TV Cream

Independent Producers

MANCUNIAN FILM CORPORATION

Not all British films were produced in the Home Counties. Even by the standards of most of the companies listed here, Mancunian was a tiny operation, set up by Ardwick lad John E Blakeley in the ’30s to capture the North’s leading music hall acts on celluloid. George and Beryl Formby starred in early offerings Boots! Boots! and Off the Dole. Unemployment themes continued in bizarre-sounding musical Dodging the Dole, with characters given names like The Little Bundle of Fun, The Simplicity of Genius and The Generator of Electric Radiance. Then came star vehicles for Duggie Wakefield (Gracie Fields’ brother-in-law) and his Gang, Norman ‘Over the Garden Wall’ Evans, Nat ‘Rubberneck’ Jackley, ‘Two Ton’ Tessie O’Shea, Jimmy ‘The Clitheroe Kid’ Clitheroe, Josef ‘Hear My Song’ Locke, and best of all Frank ‘Baa, ah’ve suppped some stuff toneet!’ Randle, whose Private Randle films, and the perfectly-titled School for Randle, are crying out to be shown on daytime terrestrial once someone gets their finger out.

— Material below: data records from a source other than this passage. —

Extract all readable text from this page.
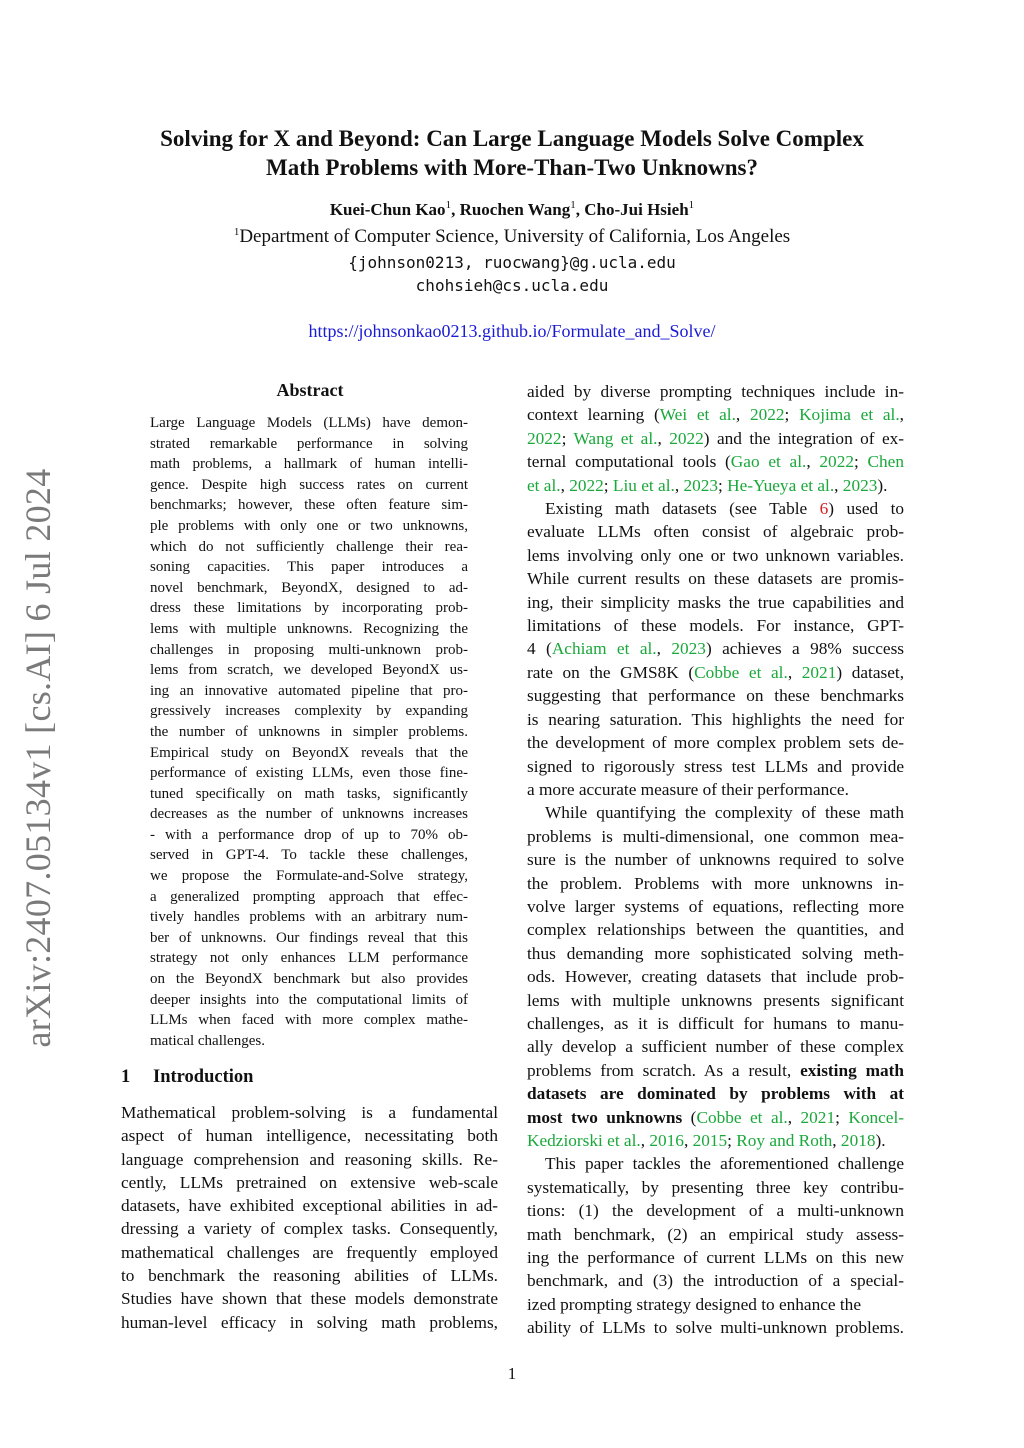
arXiv:2407.05134v1 [cs.AI] 6 Jul 2024
Solving for X and Beyond: Can Large Language Models Solve Complex
Math Problems with More-Than-Two Unknowns?
Kuei-Chun Kao$^1$, Ruochen Wang$^1$, Cho-Jui Hsieh$^1$
$^1$Department of Computer Science, University of California, Los Angeles
{johnson0213, ruocwang}@g.ucla.edu
chohsieh@cs.ucla.edu
https://johnsonkao0213.github.io/Formulate_and_Solve/
Abstract
Large Language Models (LLMs) have demon-
strated remarkable performance in solving
math problems, a hallmark of human intelli-
gence. Despite high success rates on current
benchmarks; however, these often feature sim-
ple problems with only one or two unknowns,
which do not sufficiently challenge their rea-
soning capacities. This paper introduces a
novel benchmark, BeyondX, designed to ad-
dress these limitations by incorporating prob-
lems with multiple unknowns. Recognizing the
challenges in proposing multi-unknown prob-
lems from scratch, we developed BeyondX us-
ing an innovative automated pipeline that pro-
gressively increases complexity by expanding
the number of unknowns in simpler problems.
Empirical study on BeyondX reveals that the
performance of existing LLMs, even those fine-
tuned specifically on math tasks, significantly
decreases as the number of unknowns increases
- with a performance drop of up to 70% ob-
served in GPT-4. To tackle these challenges,
we propose the Formulate-and-Solve strategy,
a generalized prompting approach that effec-
tively handles problems with an arbitrary num-
ber of unknowns. Our findings reveal that this
strategy not only enhances LLM performance
on the BeyondX benchmark but also provides
deeper insights into the computational limits of
LLMs when faced with more complex mathe-
matical challenges.
1 Introduction
Mathematical problem-solving is a fundamental
aspect of human intelligence, necessitating both
language comprehension and reasoning skills. Re-
cently, LLMs pretrained on extensive web-scale
datasets, have exhibited exceptional abilities in ad-
dressing a variety of complex tasks. Consequently,
mathematical challenges are frequently employed
to benchmark the reasoning abilities of LLMs.
Studies have shown that these models demonstrate
human-level efficacy in solving math problems,
aided by diverse prompting techniques include in-
context learning (Wei et al., 2022; Kojima et al.,
2022; Wang et al., 2022) and the integration of ex-
ternal computational tools (Gao et al., 2022; Chen
et al., 2022; Liu et al., 2023; He-Yueya et al., 2023).
Existing math datasets (see Table 6) used to
evaluate LLMs often consist of algebraic prob-
lems involving only one or two unknown variables.
While current results on these datasets are promis-
ing, their simplicity masks the true capabilities and
limitations of these models. For instance, GPT-
4 (Achiam et al., 2023) achieves a 98% success
rate on the GMS8K (Cobbe et al., 2021) dataset,
suggesting that performance on these benchmarks
is nearing saturation. This highlights the need for
the development of more complex problem sets de-
signed to rigorously stress test LLMs and provide
a more accurate measure of their performance.
While quantifying the complexity of these math
problems is multi-dimensional, one common mea-
sure is the number of unknowns required to solve
the problem. Problems with more unknowns in-
volve larger systems of equations, reflecting more
complex relationships between the quantities, and
thus demanding more sophisticated solving meth-
ods. However, creating datasets that include prob-
lems with multiple unknowns presents significant
challenges, as it is difficult for humans to manu-
ally develop a sufficient number of these complex
problems from scratch. As a result, existing math
datasets are dominated by problems with at
most two unknowns (Cobbe et al., 2021; Koncel-
Kedziorski et al., 2016, 2015; Roy and Roth, 2018).
This paper tackles the aforementioned challenge
systematically, by presenting three key contribu-
tions: (1) the development of a multi-unknown
math benchmark, (2) an empirical study assess-
ing the performance of current LLMs on this new
benchmark, and (3) the introduction of a special-
ized prompting strategy designed to enhance the
ability of LLMs to solve multi-unknown problems.
1
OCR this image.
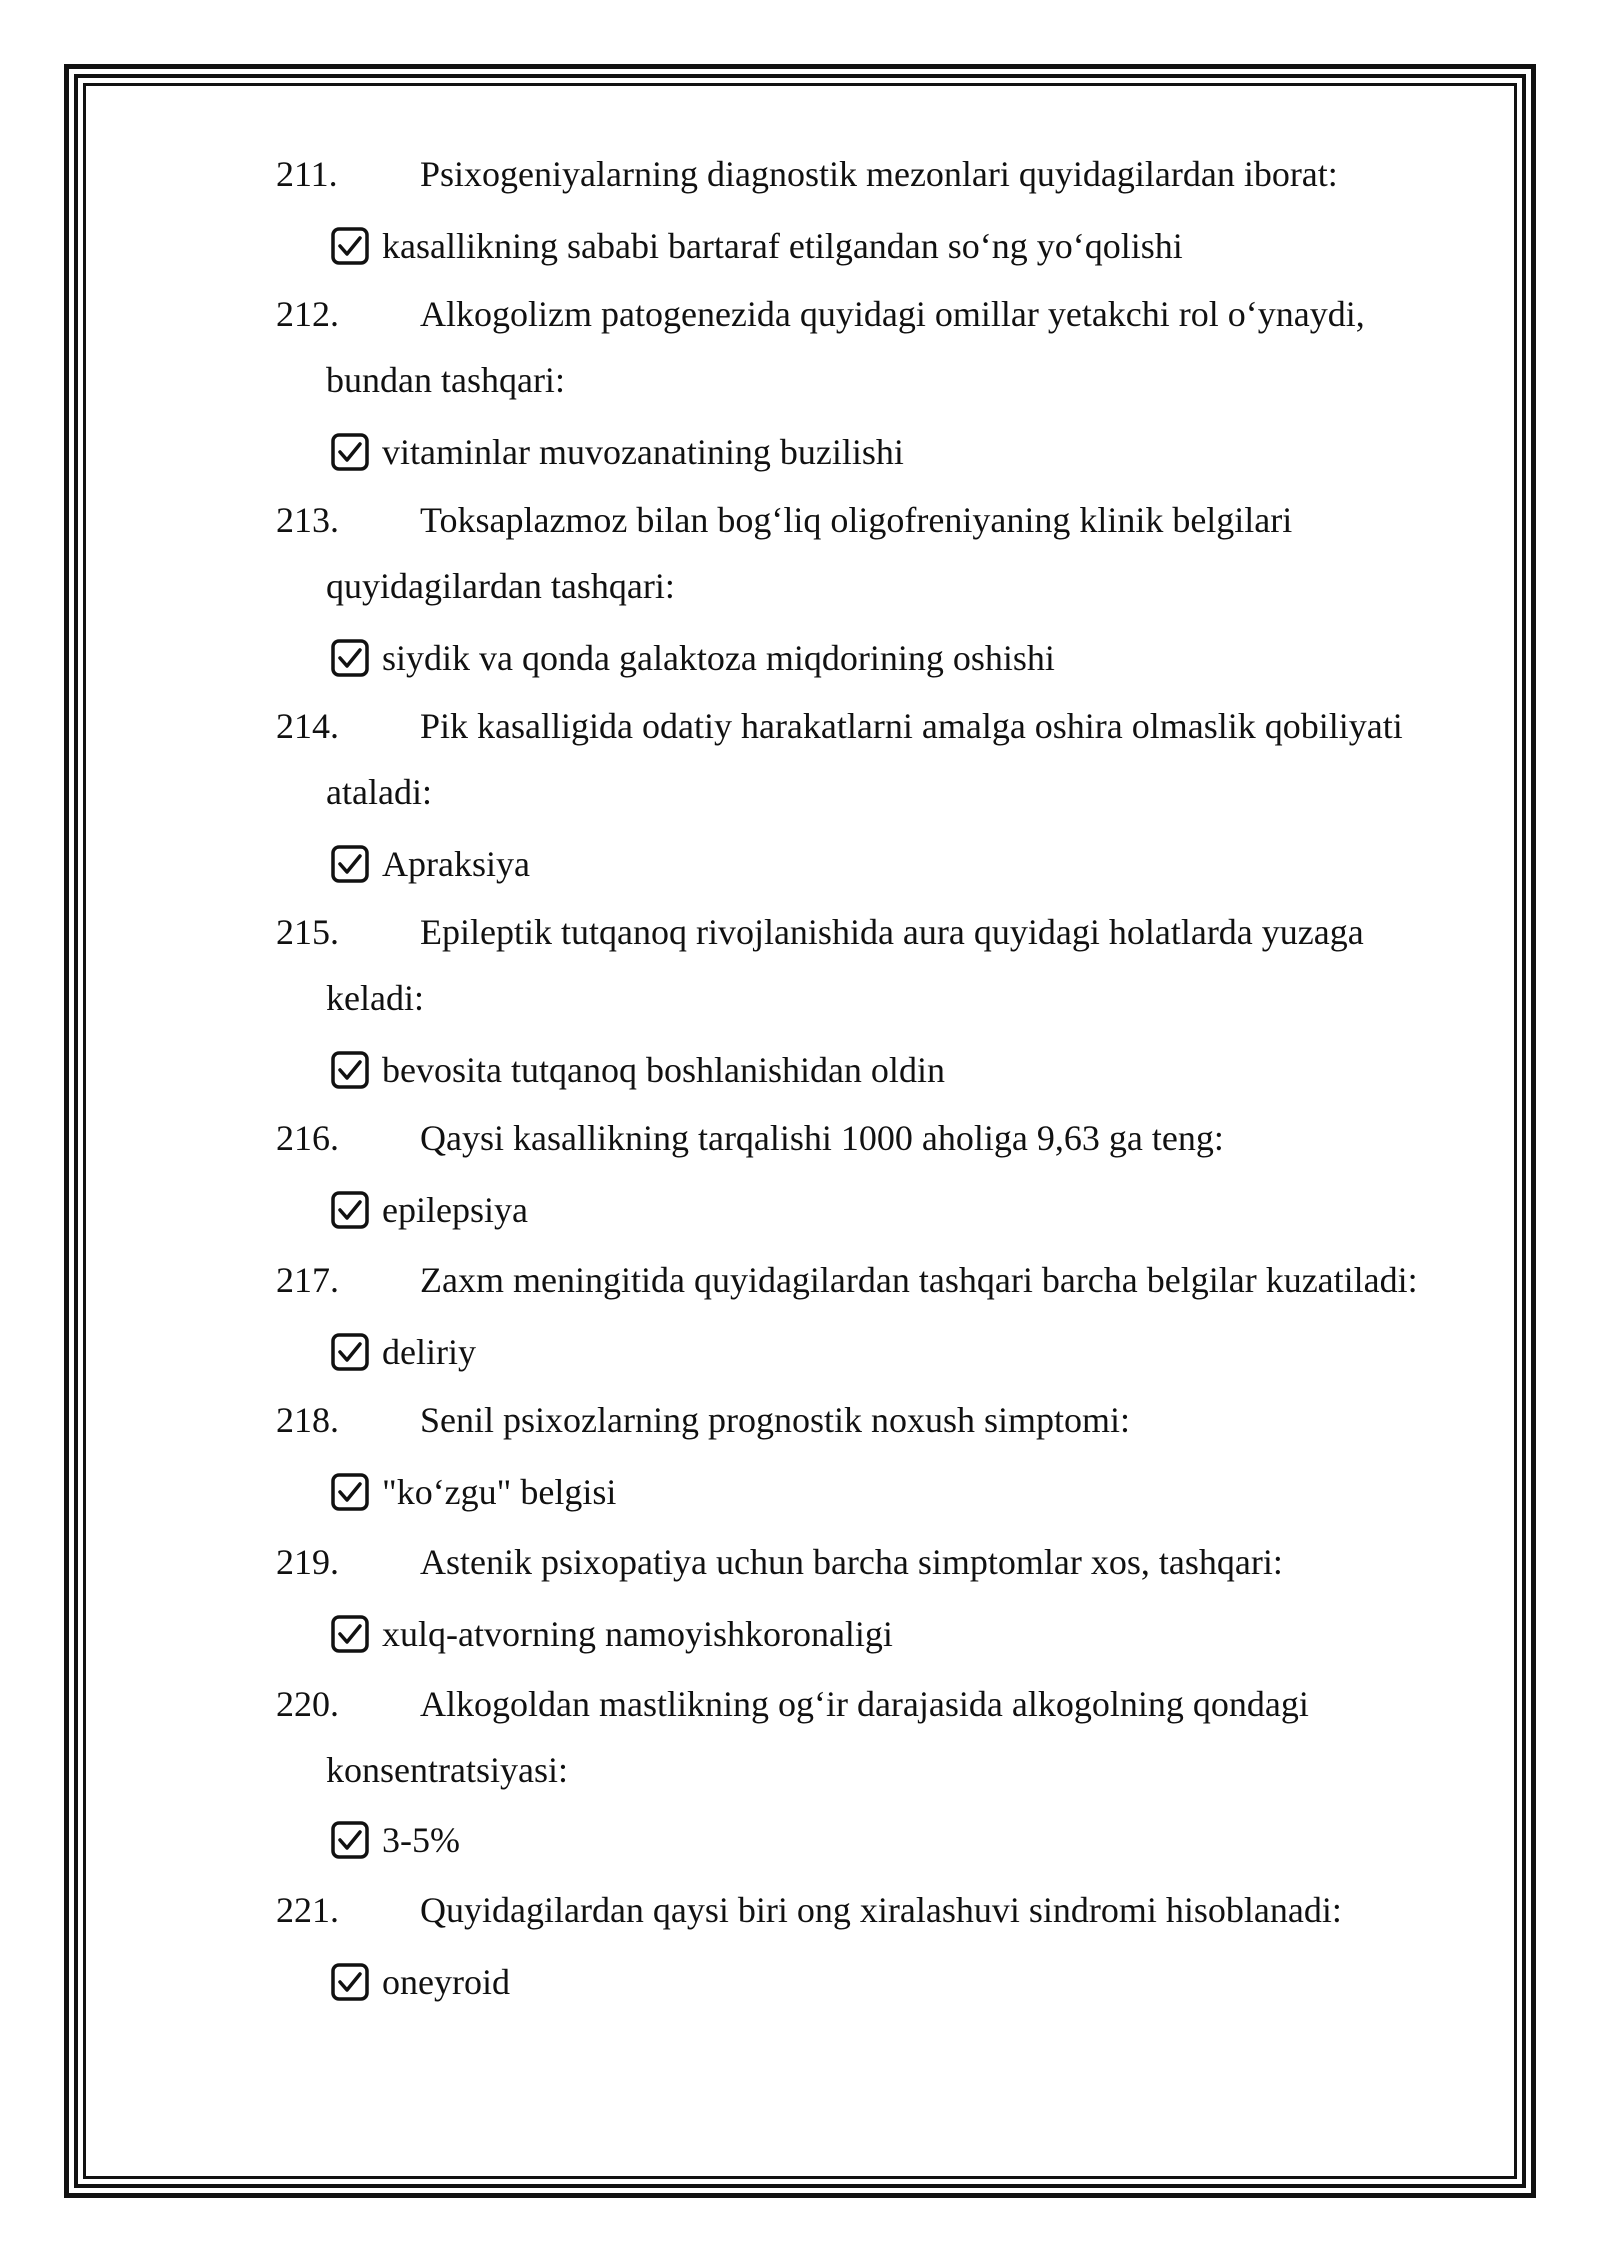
211. Psixogeniyalarning diagnostik mezonlari quyidagilardan iborat:
kasallikning sababi bartaraf etilgandan so‘ng yo‘qolishi
212. Alkogolizm patogenezida quyidagi omillar yetakchi rol o‘ynaydi,
bundan tashqari:
vitaminlar muvozanatining buzilishi
213. Toksaplazmoz bilan bog‘liq oligofreniyaning klinik belgilari
quyidagilardan tashqari:
siydik va qonda galaktoza miqdorining oshishi
214. Pik kasalligida odatiy harakatlarni amalga oshira olmaslik qobiliyati
ataladi:
Apraksiya
215. Epileptik tutqanoq rivojlanishida aura quyidagi holatlarda yuzaga
keladi:
bevosita tutqanoq boshlanishidan oldin
216. Qaysi kasallikning tarqalishi 1000 aholiga 9,63 ga teng:
epilepsiya
217. Zaxm meningitida quyidagilardan tashqari barcha belgilar kuzatiladi:
deliriy
218. Senil psixozlarning prognostik noxush simptomi:
"ko‘zgu" belgisi
219. Astenik psixopatiya uchun barcha simptomlar xos, tashqari:
xulq-atvorning namoyishkoronaligi
220. Alkogoldan mastlikning og‘ir darajasida alkogolning qondagi
konsentratsiyasi:
3-5%
221. Quyidagilardan qaysi biri ong xiralashuvi sindromi hisoblanadi:
oneyroid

When the business accrued enough cash to open their own premises, Sandy ‘Can You ‘Ear Me, Mother?’ Powell was the first to hot-foot it to the Rusholme studios for the Maine Road shenanigans of Cup-Tie Honeymoon. Later Blakeley sold up, and after a few nondescript crime thrillers with no music hall routines gratuitously shoehorned into the plot, the Corporation was no more.